Voici quelques mots en provenance du “réel”, extraits de The Independent du 10 octobre :
«World leaders reacted with grim dismay to news that North Korea had successfully conducted its first nuclear test, an act of wilful defiance which threatens to redraw the strategic map of the entire Asian region and precipitate a global diplomatic crisis of uncalculated proportions.
»The blast, at an underground facility in North Hamgyong province, was believed to have occurred at 11.36am North Korean time yesterday. Although seismic experts in other countries were trying to verify the claim, there seemed no reason to believe North Korea was bluffing.
»Russian experts said they believed the claim was accurate and that the explosion may have had the power of about 15 kilotons of TNT, roughly the same as the Hiroshima bomb in 1945. “We have no doubt that it was a nuclear explosion,” said Russia's Defence Minister, Sergei Ivanov. Counterparts in South Korea and the US speculated it may have been on a smaller scale.
»North Korea forged ahead with the test in the face of demands that it desist, issued by the UN Security Council last Friday. An emergency meeting of the Security Council was convened yesterday after news that a test had taken place.
»The only warning given by the North Koreans was to their counterparts in China about half-an-hour before the device was detonated. Chinese officials sounded the alarm in a telephone call to the US embassy in Beijing.
»The US, backed by Britain, France and Japan, went to the UN demanding the imposition of a series of punitive measures.»
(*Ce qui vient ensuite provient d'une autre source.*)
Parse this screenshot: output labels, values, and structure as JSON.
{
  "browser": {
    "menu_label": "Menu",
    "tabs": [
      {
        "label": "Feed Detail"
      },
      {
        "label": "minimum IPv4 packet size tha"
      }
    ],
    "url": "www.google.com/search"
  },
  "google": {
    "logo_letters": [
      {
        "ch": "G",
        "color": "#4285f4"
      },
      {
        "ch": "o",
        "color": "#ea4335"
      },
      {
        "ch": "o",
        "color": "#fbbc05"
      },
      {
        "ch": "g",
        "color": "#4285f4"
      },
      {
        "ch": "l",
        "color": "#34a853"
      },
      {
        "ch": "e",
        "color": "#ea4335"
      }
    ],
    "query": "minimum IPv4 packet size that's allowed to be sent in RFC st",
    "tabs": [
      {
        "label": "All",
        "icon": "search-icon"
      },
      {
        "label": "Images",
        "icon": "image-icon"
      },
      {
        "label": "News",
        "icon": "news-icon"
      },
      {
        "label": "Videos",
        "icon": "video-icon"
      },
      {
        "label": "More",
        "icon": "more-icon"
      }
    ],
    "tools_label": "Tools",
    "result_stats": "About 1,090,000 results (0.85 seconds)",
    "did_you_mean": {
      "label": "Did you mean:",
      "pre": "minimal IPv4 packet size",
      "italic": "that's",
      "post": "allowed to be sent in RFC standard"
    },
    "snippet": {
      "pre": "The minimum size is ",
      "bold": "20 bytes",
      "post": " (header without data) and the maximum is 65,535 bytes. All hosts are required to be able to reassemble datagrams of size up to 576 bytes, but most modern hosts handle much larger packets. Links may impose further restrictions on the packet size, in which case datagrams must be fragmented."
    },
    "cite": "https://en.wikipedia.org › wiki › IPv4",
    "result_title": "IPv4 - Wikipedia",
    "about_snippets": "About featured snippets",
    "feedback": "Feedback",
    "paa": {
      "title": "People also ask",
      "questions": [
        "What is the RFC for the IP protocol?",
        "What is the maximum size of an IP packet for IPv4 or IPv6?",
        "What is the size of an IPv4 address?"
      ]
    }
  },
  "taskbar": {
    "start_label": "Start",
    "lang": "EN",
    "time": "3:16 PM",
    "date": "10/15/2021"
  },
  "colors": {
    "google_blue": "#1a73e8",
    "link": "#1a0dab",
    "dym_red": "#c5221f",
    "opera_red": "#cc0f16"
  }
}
La Corée du Nord a la bombe : tout le monde le savait. La bombe a explosé. Tout le monde est sens dessus dessous. En réalité, qu’attendait-on d’autre? “North Korea Defies the World” titrait le Financial Times hier matin. Ces Anglo-Saxons atlantistes et libre-échangistes ont, quand il le faut, le sens de la formule qui éclaire la pathétique déformation de leur vision du monde. Auraient-ils écrit que Bush et Blair “défiaient le monde” lorsque les USA et le Royaume-Uni attaquèrent l’Irak en se passant de l’autorisation du Conseil de Sécurité ?
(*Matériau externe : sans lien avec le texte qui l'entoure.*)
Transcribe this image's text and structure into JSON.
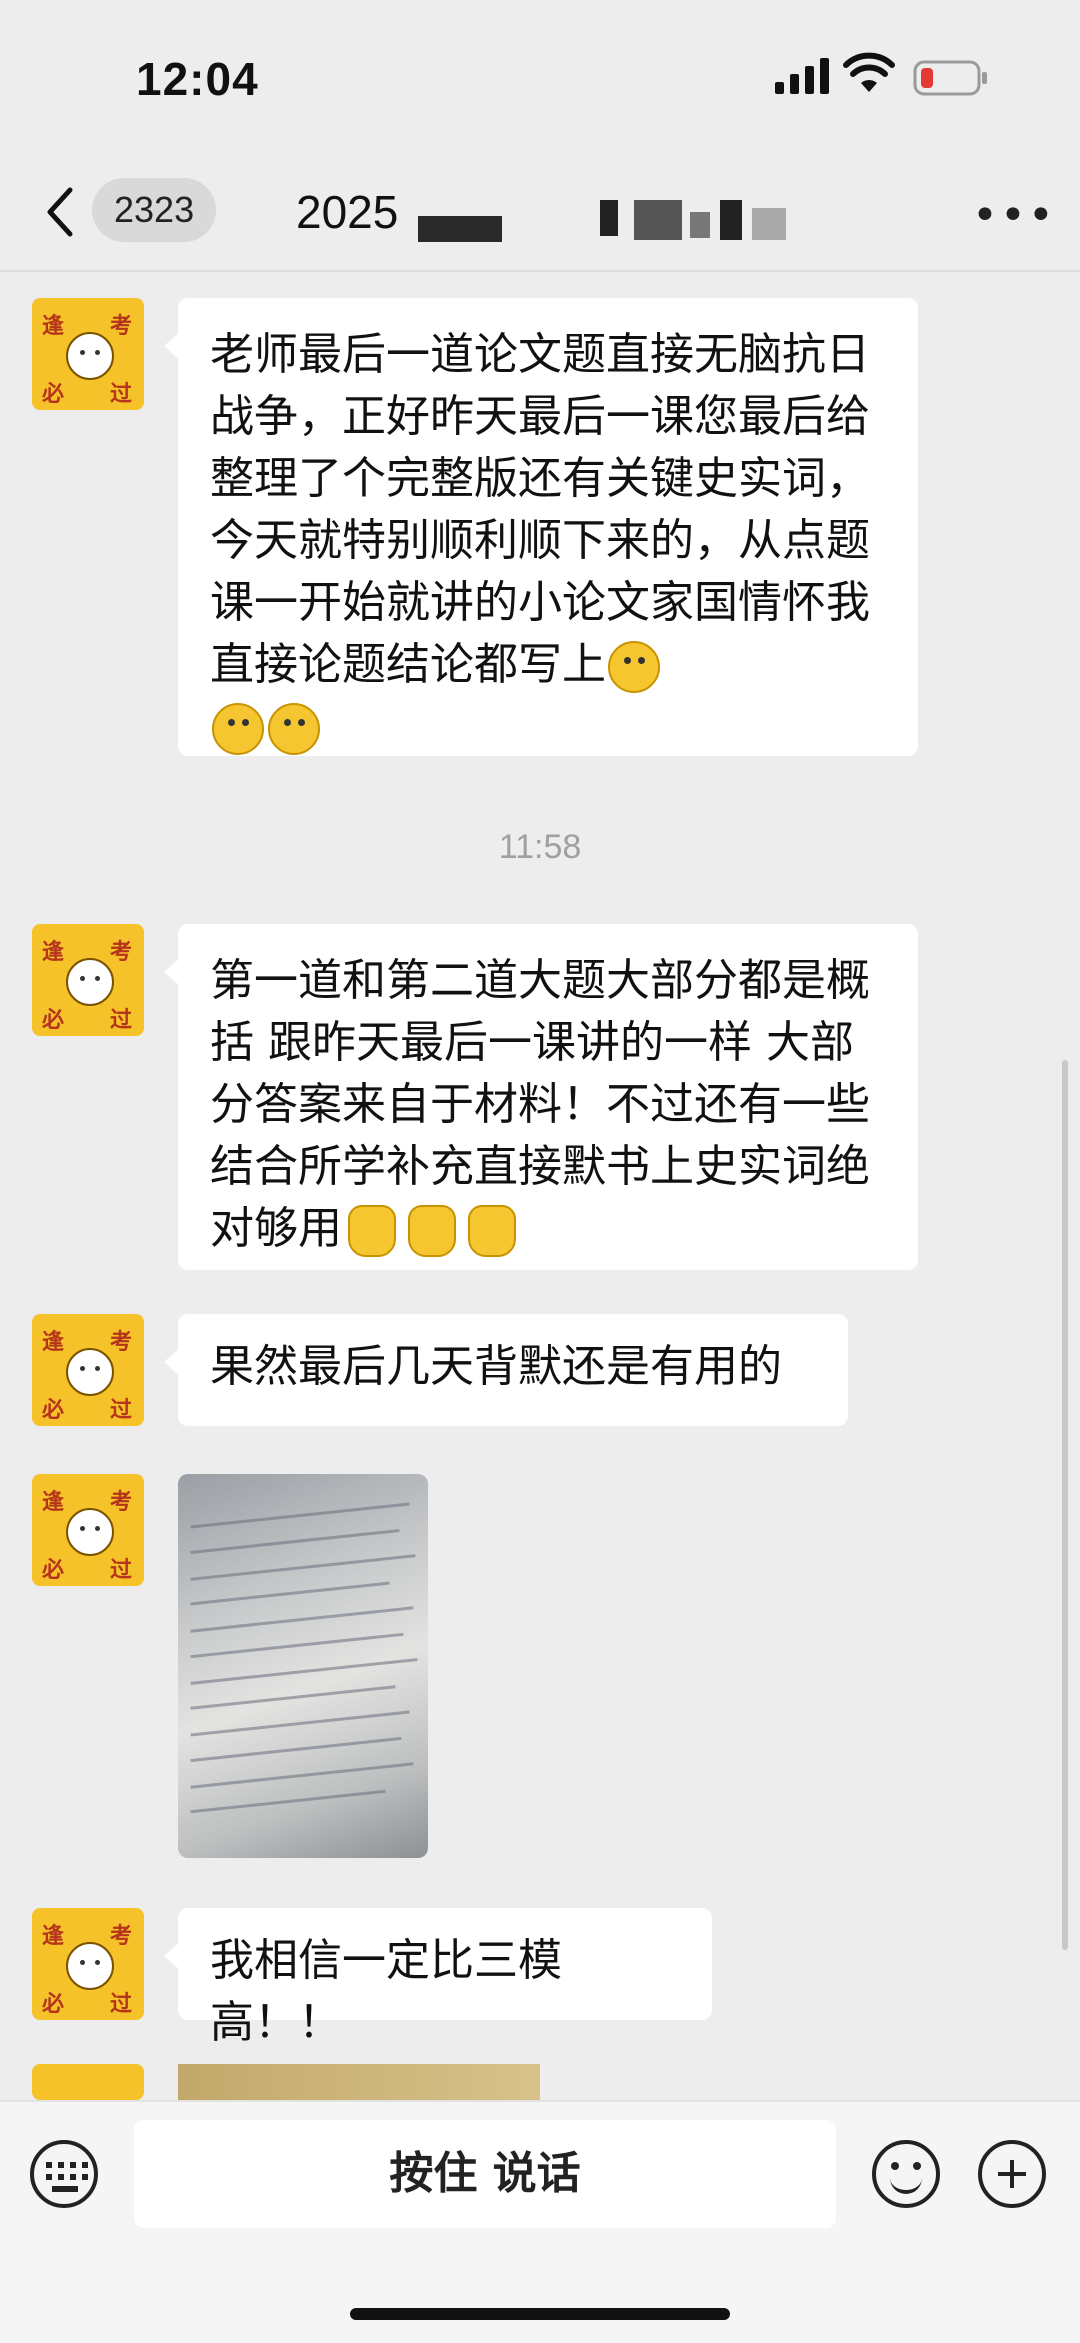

Que pouvait-on attendre d’un homme comme Kim, vilipendé et méprisé, un homme frustre et sauvage enfermé dans son pays transformé en bunker et en camp stalinien de travail, dénoncé comme un brigand international, emprisonné dans son pays comme on est pris au piège, ne concevant les relations internationales que comme régies par la loi de la jungle, ce qui est exactement la conception de la diplomatie inspirée par les néo-conservateurs américanistes? Que pouvait-on en attendre sinon qu’il fît la bombe? Le “monde civilisé” glapit en lui interdisant de la faire tout en montrant que c’est la chose qu’il (“le monde civilisé”) craint le plus et, par ailleurs, la chose dont il (“le monde civilisé”) usera en dernier recours pour imposer sa volonté ou assurer ultimement sa sécurité. A qui croit-on avoir affaire? On a les “États-voyous” qu’on mérite, et les dictateurs à mesure.
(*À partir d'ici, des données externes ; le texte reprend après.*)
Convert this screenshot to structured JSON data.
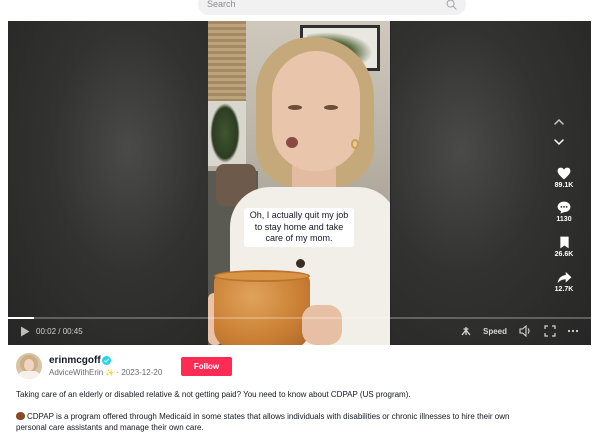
{
  "search": {
    "placeholder": "Search"
  },
  "video": {
    "caption": "Oh, I actually quit my job to stay home and take care of my mom.",
    "time_label": "00:02 / 00:45",
    "progress": 0.044,
    "speed_label": "Speed"
  },
  "actions": {
    "likes": "89.1K",
    "comments": "1130",
    "saves": "26.6K",
    "shares": "12.7K"
  },
  "author": {
    "username": "erinmcgoff",
    "nickname": "AdviceWithErin",
    "date": "2023-12-20",
    "separator": "·",
    "follow_label": "Follow"
  },
  "description": {
    "line1": "Taking care of an elderly or disabled relative & not getting paid? You need to know about CDPAP (US program).",
    "line2": "CDPAP is a program offered through Medicaid in some states that allows individuals with disabilities or chronic illnesses to hire their own",
    "line3": "personal care assistants and manage their own care."
  },
  "colors": {
    "accent": "#fe2c55",
    "verified": "#20d5ec",
    "player_bg": "#262626"
  },
  "icons": [
    "search-icon",
    "chevron-up-icon",
    "chevron-down-icon",
    "heart-icon",
    "comment-icon",
    "bookmark-icon",
    "share-icon",
    "play-icon",
    "floating-player-icon",
    "volume-icon",
    "fullscreen-icon",
    "more-icon",
    "verified-icon",
    "sparkle-icon",
    "chestnut-emoji-icon"
  ]
}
Là-dessus, on pourra poursuivre sur l’antienne habituelle : que les USA sont les premiers et les seuls à avoir utilisé le nucléaire, et les seuls à quasiment menacer de le faire aujourd’hui, même dans un cadre conventionnel ; qu’il y a bien des États qui disposent et expérimentent illégalement la bombe et que personne ne songe à les importuner d’une seule observation ; que la politique occidentale est, à ce propos, celle du mépris et de la leçon de morale unilatéraliste. Cela n’excuse pas Kim, ni ne l’absout de rien du tout. Cela explique les choses.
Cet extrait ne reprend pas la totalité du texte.